June 3:- Can a real estate brokerage classify a salesperson as an independent contractor without breaking the law?
A review of the independent contractor statute (Chapter 149, Section 148B) would suggest not. According to that statute a worker is an employee, as opposed to an independent contractor, unless the employer can show that the worker’s services are “performed outside the usual course of the [employer’s] business.”
By definition, the work of selling real estate is within the usual course of the real estate business. Not even the most flexible mental gymnast could persuasively describe the work of a real-estate salesperson as falling outside the usual course of a real-estate businesses’s business, at least not with a straight face.
But today in Monell v.
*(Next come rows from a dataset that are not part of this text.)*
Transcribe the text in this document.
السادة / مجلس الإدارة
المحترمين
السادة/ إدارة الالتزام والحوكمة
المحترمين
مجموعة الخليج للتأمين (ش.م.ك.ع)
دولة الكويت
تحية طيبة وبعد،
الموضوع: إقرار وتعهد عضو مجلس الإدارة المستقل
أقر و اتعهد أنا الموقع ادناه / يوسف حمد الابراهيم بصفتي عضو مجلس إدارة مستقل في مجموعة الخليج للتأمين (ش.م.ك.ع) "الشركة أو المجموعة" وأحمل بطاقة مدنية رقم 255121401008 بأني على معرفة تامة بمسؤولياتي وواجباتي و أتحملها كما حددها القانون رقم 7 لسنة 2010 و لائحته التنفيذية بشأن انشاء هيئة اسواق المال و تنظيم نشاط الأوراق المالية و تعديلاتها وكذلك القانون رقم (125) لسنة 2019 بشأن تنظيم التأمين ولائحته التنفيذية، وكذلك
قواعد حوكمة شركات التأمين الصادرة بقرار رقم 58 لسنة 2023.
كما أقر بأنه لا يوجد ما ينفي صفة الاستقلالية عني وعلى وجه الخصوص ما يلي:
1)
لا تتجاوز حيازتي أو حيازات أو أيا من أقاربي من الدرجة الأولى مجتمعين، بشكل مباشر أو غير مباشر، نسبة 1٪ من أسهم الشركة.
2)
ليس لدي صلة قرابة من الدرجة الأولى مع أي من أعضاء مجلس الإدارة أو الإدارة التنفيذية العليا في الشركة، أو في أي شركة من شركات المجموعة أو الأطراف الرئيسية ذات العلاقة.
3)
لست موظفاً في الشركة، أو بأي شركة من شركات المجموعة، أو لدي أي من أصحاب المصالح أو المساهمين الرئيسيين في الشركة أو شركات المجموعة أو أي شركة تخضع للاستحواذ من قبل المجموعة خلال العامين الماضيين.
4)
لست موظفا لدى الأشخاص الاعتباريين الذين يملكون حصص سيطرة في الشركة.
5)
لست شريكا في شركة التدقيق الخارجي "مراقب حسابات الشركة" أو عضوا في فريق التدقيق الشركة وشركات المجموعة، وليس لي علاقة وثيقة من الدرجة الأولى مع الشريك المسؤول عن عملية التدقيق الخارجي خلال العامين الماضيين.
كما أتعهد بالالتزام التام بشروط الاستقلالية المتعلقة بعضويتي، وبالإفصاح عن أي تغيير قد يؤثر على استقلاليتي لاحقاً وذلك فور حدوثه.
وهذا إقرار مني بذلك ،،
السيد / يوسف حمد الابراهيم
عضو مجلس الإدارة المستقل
Boston Pads, LLC, the Supreme Judicial Court (SJC) held that yes, a real-estate salesperson may indeed work as an independent contractor, a decision that should come as a relief to those in the real estate business.
The reason for the Court’s decision has to do with the interplay of two statutes, and a canon of statutory construction. One statute is the independent-contractor statute, which deals with employment in general. The other deals specifically with real-estate licensing (Chapter 112, Section 87R) and expressly provides that salespersons may affiliate with brokers as either employees or independent contractors. If the independent-contractor statute controls, then salespersons must be employees, whether they like it or not. If the real-estate licensing statute controls, they can be independent contractors.
To resolve the conflict, the SJC relied on the principle that “a specific statute controls over the provisions of a general statute.” In this case, the more specific statute is the one that governs the real-estate business, which, therefore, prevails over the general independent-contractor statute.